Why Teaching Your Newborn to Sleep Is Important
Babe, do you even sleep?
When you first bring home your little bundle of love, your life has forever changed. You feel like you could spend forever just staring at the perfect face that you created; it's a magical feeling. But, as with all fairy tales, the magic will soon end.
Sure, you're love will grow everyday, but so will your exhaustion.
I'd like to start by saying that I am in no way a baby guru, perfect parent, or a trained professional. There are many different parenting styles and each have their own benefits and setbacks, but if you love sleep as much as I do, this article may be for you.
To sleep or not to sleep...
First and foremost, new parents must decide which sleeping method they prefer. Always remember that YOU must sleep in order to be the best parent you can be. You have to take care of yourself before you can take care of your baby.
Personally, I chose to have my daughter sleep in my room in a bassinet that was separate from my bed. My husband and I are very heavy sleepers and I tend to be aggressive over my bed space. This kept her safe and close by for late night/early morning nursings.
Other parents chose to keep their newborn in the nursery. This is a viable option that allows the light sleepers to get more rest. Some parents are nervous about the distance, but, in my experience, when your baby cries you will wake up.
A third option is co-sleeping. Now many professionals advise against this method and I was far too terrified to even nap with my baby. But, if you are going to sleep with your baby in your bed, you must be careful and responsible. This means no big blankets or comforters, no extra pillows, etc. Studies do show that baby who co-sleep are twice as likely to die of SIDS and this method has other drawbacks that we will come back to.
Solidarity Sister!
Just to clear things up from the get-go, I am in no way suggesting that you should leave your baby to cry and be hungry the entire night.
Many people confuse the practice of "crying it out" with leaving a baby alone in a room for extended periods of time. In actuality, letting a baby "cry it out" involves checking on them every 5 to 10 minutes to calm them and reassure them that you will come back. This can help form a secure attachment with a parent in the months and years to come! I would never let my baby get to the hyperventilation stage of crying because that can increase their stress hormones and have a lasting, negative impact on their development. It may sound strange, but you can definitely differentiate between your child's cries; it's almost like learning a second language.
Furthermore, before a baby weighs 11 pounds, they need to eat during the night; there's no way around it. I was blessed (some would say) with a 9 and a half pounder who was always hungry, so we hit the 11 pounds mark after about 2 months or so.
Before your baby hits that wonderful weight, you have to be firm and strong about sleeping. It is very hard to let your baby cry when they just want you to love and hold them, but guess what? You can't negotiate with tiny terrorist! When baby wakes up, calmly pick them up and begin feeding. In the mean time, you can quietly sing, hum, or coo at them, but try not to make it into a fun game. Nighttime is for sleeping and not for playing with mommy and/or daddy.

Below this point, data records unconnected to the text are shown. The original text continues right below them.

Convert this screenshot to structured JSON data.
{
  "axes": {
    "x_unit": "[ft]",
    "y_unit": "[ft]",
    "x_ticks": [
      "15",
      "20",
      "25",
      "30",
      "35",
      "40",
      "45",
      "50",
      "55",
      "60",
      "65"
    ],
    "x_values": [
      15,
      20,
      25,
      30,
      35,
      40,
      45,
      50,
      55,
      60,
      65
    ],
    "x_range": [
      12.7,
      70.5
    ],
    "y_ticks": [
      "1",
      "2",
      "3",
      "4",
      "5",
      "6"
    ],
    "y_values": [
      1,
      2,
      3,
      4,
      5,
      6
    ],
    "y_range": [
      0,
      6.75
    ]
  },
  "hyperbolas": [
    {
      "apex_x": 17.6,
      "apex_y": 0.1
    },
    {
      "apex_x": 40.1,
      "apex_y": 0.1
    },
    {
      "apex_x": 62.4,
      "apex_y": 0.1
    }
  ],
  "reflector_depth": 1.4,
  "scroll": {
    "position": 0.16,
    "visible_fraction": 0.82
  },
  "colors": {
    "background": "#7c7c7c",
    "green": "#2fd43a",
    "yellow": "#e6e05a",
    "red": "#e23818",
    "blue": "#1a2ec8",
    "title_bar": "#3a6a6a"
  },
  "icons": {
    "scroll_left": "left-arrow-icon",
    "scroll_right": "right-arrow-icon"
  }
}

Once little booboo is full, give them a quick kiss and a snuggle and put them back to bed! This is very important. Babies are constantly learning and developing habits. Many parents make decisions that seem beneficial for the time being, but cause unfortunate and long-term problems.
This is one of the problems of co-sleeping. Most parents who co-sleep will end up with a child crawling into their bed for years to come. And while snuggling up with your little angel may seem wonderful, you will one day have to break this habit. Every habit that you allow a baby to develop will follow them into childhood and possibly even adulthood. And while it's impossible to be a perfect parent, good sleeping habits are beneficial to you and your child.
You Can Do It!
This all is so much easier said than done. But, if you pay attention to the parents that you see wasting away on facebook begging for advice on how to make their 4 year old sleep, they often had poor sleep training practices from the child's first night home.
People like to say that you can't help the way a kid sleeps and every child is different! But, the points I have discussed in this article are tried and true! I actually observed a family that I babysat for to learn these things. They had three children who all sleep extremely well. (My own toddler sleeps 8 to 10 hours a night!)
After observing and testing my own sleep training, I took a Human Growth and Development course that verified my personal beliefs with studies and evidence.
So, be strong and confident! A few months of hard work will pay off in the long run.